Multi-Biomarkers for Early Detection of Type 2 Diabetes, Including 10- and 12-(Z,E)-Hydroxyoctadecadienoic Acids, Insulin, Leptin, and Adiponectin

Overview

Journal PLoS One

Specialties General Medicine
Science

Date 2015 Jul 2

PMID 26132231

Citations 16

Authors

Aya Umeno

Kohzoh Yoshino

Yoshiko Hashimoto

Mototada Shichiri

Masatoshi Kataoka

Yasukazu Yoshida

Affiliations

Soon will be listed here.

Abstract

We have previously found that fasting plasma levels of totally assessed 10- and 12-(Z,E)-hydroxyoctadecadienoic acid (HODE) correlated well with levels of glycated hemoglobin (HbA1c) and glucose during oral glucose tolerance tests (OGTT); these levels were determined via liquid chromatography-mass spectrometry after reduction and saponification. However, 10- and 12-(Z,E)-HODE alone cannot perfectly detect early impaired glucose tolerance (IGT) and/or insulin resistance, which ultimately lead to diabetes.
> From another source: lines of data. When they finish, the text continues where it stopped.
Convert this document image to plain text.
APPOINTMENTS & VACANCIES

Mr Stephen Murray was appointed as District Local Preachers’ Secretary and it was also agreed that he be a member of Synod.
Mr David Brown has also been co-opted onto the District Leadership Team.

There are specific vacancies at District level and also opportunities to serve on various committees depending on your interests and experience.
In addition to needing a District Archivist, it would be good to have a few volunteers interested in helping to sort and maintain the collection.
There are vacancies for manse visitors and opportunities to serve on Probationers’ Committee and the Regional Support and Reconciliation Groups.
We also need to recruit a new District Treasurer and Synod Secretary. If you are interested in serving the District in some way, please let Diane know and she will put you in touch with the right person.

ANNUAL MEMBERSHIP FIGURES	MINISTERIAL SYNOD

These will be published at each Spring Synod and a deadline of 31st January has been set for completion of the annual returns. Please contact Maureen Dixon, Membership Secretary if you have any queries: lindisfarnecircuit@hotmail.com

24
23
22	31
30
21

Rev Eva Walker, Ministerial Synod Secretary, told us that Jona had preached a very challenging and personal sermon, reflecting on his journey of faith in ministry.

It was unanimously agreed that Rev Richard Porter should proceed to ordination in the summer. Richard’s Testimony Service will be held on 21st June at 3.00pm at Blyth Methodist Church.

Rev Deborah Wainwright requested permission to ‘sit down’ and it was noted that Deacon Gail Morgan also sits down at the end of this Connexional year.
In this study, we randomly recruited healthy volunteers (n = 57) who had no known history of any diseases, and who were evaluated using the OGTT, the HODE biomarkers, and several additional proposed biomarkers, including retinol binding protein 4 (RBP4), adiponectin, leptin, insulin, glycoalbumin, and high sensitivity-C-reactive protein. The OGTT revealed that our volunteers included normal individuals (n = 44; Group N), "high-normal" individuals (fasting plasma glucose 100-109 mg/dL) with IGT (n = 11; Group HN+IGT), and diabetic individuals (n = 2; Group D). We then used these groups to evaluate the potential biomarkers for the early detection of type 2 diabetes. Plasma levels of RBP4 and glycoalbumin were higher in Group HN+IGT, compared to those in Group N, and fasting levels of 10- and 12-(Z,E)-HODE/linoleic acids were significantly correlated with levels of RBP4 (p = 0.003, r = 0.380) and glycoalbumin (p = 0.006, r = 0.316). Furthermore, we developed a stepwise multiple linear regression models to predict the individuals' insulin resistance index (the Matsuda Index 3). Fasting plasma levels of 10- and 12-(Z,E)-HODE/linoleic acids, glucose, insulin, and leptin/adiponectin were selected as the explanatory variables for the models. The risks of type 2 diabetes, early IGT, and insulin resistance were perfectly predicted by comparing fasting glucose levels to the estimated Matsuda Index 3 (fasting levels of 10- and 12-(Z,E)-HODE/linoleic acids, insulin, and leptin/adiponectin).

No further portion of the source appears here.